Now movie studio A24 has acquired the rights to the 1984 film, and has announced that it will release a 4K restoration of it in theaters later this year.
A24 celebrated the announcement by releasing an adorable video of Talking Heads frontman David Byrne reclaiming the iconic oversized suit featured in the movie from a dry cleaners, taking it home, trying it on, and practicing some of his signature lean-and-wobble dance moves in it. (Byrne is fresh off an Oscar nomination for his song for A24’s Best Picture winner, Everything Everywhere All At Once.)
What makes Stop Making Sense special?

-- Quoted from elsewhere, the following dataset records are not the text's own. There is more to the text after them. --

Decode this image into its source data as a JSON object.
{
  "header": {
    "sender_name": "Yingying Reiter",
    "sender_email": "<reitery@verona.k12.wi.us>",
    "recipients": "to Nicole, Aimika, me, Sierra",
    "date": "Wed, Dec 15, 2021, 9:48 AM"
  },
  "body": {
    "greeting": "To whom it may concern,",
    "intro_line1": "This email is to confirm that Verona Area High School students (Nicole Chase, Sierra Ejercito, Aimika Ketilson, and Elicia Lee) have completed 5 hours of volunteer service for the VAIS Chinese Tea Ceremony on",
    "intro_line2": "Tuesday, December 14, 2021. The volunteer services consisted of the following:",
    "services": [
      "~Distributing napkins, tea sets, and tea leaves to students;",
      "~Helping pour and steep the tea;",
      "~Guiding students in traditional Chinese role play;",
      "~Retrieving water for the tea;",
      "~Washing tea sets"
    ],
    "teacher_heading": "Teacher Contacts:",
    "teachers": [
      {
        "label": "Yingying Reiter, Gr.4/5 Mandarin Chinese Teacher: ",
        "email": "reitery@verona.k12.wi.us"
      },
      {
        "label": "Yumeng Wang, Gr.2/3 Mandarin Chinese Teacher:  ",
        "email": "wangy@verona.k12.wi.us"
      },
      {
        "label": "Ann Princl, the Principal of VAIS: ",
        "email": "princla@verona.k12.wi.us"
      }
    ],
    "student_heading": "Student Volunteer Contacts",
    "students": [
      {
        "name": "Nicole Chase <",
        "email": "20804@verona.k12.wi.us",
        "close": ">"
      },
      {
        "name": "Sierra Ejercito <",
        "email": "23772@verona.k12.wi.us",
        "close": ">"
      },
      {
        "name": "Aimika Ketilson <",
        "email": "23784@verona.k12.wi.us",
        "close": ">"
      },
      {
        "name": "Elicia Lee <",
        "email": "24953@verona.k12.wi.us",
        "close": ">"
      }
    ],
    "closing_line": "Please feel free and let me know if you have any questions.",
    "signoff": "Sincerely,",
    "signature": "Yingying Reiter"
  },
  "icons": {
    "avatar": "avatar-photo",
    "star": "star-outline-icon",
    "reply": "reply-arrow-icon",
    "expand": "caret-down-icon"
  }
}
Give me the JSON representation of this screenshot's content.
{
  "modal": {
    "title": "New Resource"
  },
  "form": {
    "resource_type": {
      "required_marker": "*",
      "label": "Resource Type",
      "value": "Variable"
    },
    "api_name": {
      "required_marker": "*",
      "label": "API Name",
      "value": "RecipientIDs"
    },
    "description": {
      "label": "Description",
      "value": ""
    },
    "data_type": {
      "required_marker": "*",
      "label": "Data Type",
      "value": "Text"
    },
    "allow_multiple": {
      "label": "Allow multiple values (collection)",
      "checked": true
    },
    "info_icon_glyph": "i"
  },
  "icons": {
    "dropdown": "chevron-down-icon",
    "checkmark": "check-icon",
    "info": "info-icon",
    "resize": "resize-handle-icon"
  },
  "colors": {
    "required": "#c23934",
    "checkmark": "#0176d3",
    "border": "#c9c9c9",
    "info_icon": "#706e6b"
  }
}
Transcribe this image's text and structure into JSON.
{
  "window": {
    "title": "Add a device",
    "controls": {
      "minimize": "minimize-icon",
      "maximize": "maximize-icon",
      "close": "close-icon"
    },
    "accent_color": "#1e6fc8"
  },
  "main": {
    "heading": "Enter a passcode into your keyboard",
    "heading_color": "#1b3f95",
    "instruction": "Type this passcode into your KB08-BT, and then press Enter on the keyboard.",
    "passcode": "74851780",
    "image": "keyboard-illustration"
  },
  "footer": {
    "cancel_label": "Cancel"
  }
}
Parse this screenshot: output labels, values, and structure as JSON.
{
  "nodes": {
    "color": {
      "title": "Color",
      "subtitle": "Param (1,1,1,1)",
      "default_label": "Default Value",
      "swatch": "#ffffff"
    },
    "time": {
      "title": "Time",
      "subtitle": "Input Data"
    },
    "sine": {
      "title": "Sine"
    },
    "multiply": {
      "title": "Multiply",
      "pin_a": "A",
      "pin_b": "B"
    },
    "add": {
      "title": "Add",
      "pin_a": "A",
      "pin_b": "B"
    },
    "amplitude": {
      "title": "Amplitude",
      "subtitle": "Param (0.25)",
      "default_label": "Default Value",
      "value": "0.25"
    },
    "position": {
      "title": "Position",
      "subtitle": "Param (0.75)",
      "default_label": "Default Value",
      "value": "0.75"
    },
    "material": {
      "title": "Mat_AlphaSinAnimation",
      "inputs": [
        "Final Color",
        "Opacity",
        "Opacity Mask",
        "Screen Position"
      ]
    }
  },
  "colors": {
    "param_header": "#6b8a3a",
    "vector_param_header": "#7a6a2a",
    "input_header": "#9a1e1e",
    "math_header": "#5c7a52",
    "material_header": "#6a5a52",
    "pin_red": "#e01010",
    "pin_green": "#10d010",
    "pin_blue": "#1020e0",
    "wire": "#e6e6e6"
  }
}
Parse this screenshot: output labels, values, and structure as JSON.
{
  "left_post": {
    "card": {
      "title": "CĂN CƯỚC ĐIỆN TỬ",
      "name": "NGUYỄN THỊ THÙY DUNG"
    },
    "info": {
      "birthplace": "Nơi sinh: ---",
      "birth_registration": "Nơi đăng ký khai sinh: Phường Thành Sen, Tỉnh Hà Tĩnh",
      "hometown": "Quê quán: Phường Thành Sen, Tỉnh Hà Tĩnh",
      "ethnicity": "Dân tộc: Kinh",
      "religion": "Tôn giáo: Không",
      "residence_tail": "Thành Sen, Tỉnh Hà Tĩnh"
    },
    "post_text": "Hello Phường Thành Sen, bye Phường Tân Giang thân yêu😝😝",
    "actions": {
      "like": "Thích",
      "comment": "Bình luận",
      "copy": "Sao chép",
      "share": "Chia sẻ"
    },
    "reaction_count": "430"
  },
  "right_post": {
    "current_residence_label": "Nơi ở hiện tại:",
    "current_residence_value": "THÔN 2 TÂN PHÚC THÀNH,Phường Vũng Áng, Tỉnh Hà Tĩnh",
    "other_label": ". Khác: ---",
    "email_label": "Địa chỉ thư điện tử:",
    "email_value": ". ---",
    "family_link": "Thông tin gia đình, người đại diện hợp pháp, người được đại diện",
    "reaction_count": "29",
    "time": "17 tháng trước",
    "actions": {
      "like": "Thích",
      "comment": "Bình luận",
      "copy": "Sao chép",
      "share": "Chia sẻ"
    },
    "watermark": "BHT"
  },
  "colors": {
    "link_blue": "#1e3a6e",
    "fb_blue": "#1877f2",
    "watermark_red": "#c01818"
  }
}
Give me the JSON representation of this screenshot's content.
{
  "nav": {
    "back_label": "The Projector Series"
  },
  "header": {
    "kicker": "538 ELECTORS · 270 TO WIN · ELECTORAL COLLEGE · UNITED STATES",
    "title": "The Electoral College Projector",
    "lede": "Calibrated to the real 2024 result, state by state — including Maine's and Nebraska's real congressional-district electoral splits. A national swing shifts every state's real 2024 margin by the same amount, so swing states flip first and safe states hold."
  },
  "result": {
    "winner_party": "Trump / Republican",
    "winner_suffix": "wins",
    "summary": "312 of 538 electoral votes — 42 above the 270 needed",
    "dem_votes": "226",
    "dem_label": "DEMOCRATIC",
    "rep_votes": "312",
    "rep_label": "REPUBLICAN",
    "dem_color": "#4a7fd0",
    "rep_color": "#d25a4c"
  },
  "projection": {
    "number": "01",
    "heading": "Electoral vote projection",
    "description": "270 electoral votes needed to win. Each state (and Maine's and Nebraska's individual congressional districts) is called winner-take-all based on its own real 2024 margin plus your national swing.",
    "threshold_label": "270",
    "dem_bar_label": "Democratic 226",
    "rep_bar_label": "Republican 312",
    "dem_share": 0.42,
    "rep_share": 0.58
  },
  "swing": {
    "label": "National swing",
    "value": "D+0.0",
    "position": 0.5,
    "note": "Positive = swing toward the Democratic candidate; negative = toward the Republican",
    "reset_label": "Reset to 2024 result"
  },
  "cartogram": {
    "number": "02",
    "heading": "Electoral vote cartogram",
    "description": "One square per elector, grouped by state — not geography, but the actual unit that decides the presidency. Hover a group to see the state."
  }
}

It caught Talking Heads at the perfect moment in their career, still on the upswing, but with a great many of their canonical classics on the setlist: songs like ‘Psycho Killer,’ ‘Burning Down the House,’ and ‘Once in a Lifetime.’ The band’s unique, propulsive sound and Byrne’s surreal lyrics have aged incredibly well, and retain their modernist cool almost 40 years later. They’re agelessly, gloriously weird.
For his part, Demme discards a lot of the typical visual language of concert films, like crowd reaction shots, keeping his focus entirely on the band’s dynamic performance, which gradually builds from a minimal, bare stage with Byrne performing solo to a big ensemble sweating through high-energy dance numbers. And then there’s the unforgettable suit, which gives Byrne the appearance of somehow puppeteering his own body.
Demme did everything he could to make viewers feel they were in the audience at the live show, so a restored Stop Making Sense will surely be a special, time-warp treat to watch — and, just as importantly, hear — in movie theaters.
To tie in with the release, record label Rhino will issue a new version of the soundtrack album on vinyl and digitally on August 18, supposedly including the complete concert for the first time.
A24, fresh from dominating all six major categories at the Oscars with Everything Everywhere and The Whale, is exploring a new avenue of re-releasing classics of American indie cinema. It has also acquired the rights to Darren Aronofsky’s first feature Pi, and earlier this week showed a newly restored version in IMAX theaters in a one-night-only special event.
Meanwhile, Byrne has never stopped exploring the intersection of rock concerts and theater. You can catch Spike Lee’s film of his great Broadway show David Byrne’s American Utopia right now on HBO Max.